Der von Götz Wintergerst und Ron Jagodzinski entwickelte Stift generiert sein haptisches Feedback durch die Verwendung einer Magnetbremse welche auf eine Stahlkugel am vorderen Ende des Stiftes wirkt. Diese Kugel bildet wie bei einem konventionellen Kugelschreiber auf dem Papier die Kontaktstelle zum Bildschirm. Durch Modifikation der Bremskraft verändert sich auch die zur Bewegung aufzubringende Kraft. Erhöte Bremskraft simmuliert somit erhöhte Reibung oder einen Mehraufwand an zu  verrichtender Arbeit. Diese Kombination ergibt das haptische Feedback.

Der haptische Kanal eignet sich aufgrund seines unterschwelligen Kommunikationscharakters sehr gut für den Einsatz in multimodalen Systemen, da er in der Lage ist Informationen zu vermitteln ohne die anderen Sinneskanäle in Ihrer Wahrnehmung zu beeinträchtigen.

 

Konzeption

Konzept

Ziel der Semesterarbeit war es nunmehr ein parametrisches System zur Gestaltung und Überprüfung von haptischen Feedbacksituationen bei der Stiftinteraktion zu entwickeln. Hierbei sollten die Modifikatoren grundlegender visuelle Gestaltungsparameter auf die haptische Wahrnehmung abgestimmt werden.

 

Entwurf

Klebeband

Verschiedene Ansätze wurden in einem iterativen Prozess kontinuierlich überprüft, hinterfragt und mit besonderem Augenmerk auf die Stimmigkeit der gestalteten Feedbacksituationen optimiert. Dieses Beispiel zeigt eine realitätsnahe Abbildung eines doppelseitigen Klebebands.

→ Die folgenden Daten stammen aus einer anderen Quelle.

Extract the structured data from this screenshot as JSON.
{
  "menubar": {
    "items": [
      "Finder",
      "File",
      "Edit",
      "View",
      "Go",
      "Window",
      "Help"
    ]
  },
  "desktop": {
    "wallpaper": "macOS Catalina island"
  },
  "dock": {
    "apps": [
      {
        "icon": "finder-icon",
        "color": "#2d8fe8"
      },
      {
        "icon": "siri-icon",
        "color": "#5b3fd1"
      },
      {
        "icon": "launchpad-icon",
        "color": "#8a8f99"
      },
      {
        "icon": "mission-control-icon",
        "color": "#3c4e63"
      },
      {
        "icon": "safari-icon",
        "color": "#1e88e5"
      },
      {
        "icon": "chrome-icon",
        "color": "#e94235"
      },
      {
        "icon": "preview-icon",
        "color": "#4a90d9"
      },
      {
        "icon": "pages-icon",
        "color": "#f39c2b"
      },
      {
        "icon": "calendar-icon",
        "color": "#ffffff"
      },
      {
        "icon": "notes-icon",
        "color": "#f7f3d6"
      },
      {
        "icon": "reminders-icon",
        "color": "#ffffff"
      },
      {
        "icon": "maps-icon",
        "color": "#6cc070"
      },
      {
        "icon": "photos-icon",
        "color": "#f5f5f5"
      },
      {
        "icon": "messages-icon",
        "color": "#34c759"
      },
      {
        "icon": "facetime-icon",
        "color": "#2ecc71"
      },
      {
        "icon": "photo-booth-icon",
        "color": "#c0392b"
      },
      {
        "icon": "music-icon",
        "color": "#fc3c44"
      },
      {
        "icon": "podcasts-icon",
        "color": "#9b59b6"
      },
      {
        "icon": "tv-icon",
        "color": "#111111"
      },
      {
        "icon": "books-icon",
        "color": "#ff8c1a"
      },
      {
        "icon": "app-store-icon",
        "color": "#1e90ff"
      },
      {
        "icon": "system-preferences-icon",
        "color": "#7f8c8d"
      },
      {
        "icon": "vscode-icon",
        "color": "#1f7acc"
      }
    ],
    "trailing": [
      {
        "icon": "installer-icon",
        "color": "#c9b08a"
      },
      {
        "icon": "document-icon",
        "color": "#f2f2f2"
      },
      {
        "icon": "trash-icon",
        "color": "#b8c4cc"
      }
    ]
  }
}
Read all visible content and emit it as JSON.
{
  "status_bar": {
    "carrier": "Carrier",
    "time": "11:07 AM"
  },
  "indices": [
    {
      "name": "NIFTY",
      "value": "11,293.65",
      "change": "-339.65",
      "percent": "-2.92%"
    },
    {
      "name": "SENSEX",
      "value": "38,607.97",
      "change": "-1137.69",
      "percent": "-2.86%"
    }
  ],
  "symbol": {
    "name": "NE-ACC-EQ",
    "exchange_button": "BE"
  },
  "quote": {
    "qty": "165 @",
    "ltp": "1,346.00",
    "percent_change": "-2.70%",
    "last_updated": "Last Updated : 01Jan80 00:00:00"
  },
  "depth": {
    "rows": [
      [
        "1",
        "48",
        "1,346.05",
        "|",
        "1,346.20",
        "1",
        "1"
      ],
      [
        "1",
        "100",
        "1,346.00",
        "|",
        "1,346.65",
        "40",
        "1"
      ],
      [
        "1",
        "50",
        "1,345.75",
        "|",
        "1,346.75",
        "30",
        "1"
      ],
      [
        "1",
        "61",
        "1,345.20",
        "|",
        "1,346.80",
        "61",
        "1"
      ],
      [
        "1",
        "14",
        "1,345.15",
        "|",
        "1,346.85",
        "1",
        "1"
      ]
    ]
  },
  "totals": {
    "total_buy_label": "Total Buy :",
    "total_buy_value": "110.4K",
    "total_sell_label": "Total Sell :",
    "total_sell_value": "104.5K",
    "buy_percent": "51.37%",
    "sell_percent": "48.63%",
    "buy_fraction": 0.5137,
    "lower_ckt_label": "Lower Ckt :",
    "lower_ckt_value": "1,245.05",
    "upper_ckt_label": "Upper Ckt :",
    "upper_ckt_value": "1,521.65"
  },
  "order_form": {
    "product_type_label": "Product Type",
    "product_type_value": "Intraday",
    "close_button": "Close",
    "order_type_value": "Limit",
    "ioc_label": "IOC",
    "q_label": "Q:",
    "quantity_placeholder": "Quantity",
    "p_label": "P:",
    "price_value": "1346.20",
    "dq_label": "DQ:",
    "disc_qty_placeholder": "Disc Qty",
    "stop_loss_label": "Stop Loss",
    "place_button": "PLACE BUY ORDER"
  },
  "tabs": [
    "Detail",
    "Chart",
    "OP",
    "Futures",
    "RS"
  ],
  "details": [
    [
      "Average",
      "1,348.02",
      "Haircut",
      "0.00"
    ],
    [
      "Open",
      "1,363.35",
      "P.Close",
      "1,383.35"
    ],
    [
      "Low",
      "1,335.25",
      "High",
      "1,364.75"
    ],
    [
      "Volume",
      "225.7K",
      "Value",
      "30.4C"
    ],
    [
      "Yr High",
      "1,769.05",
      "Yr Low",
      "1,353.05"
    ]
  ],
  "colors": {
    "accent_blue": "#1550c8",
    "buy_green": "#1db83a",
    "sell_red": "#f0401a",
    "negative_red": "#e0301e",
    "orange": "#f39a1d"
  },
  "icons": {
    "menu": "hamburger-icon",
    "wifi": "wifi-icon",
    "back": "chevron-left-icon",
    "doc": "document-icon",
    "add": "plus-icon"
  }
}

Es wurde versucht eine möglichst stimmige Feedbacksituation zu erzeugen.

 

Umsetzung

 Programmierung

Die Modifikation der Bremskraft wurde durch eine Ansteuerung über ein Arduinoboard bewerkstelligt. Dieses ist in der Lage zuvor durch Programmierung definierte Verhalten in elektrische Signale zur steuerung der Bremse umzuwandeln und zu übermitteln. Die hierfür notwendige Programmierung fand in der Programmierumgebung Processing statt. 

Applikationsmenü

Das definitive Layout sollte den Aspekt des Laborcharakters vermitteln und gleichzeitig den parametrischen Aufbau der Anwendung verdeutlichen. Hohe Kontraste und gute Lesbarkeit bei dezenter Anmutung bestimmen das definitive Erscheinungsbild.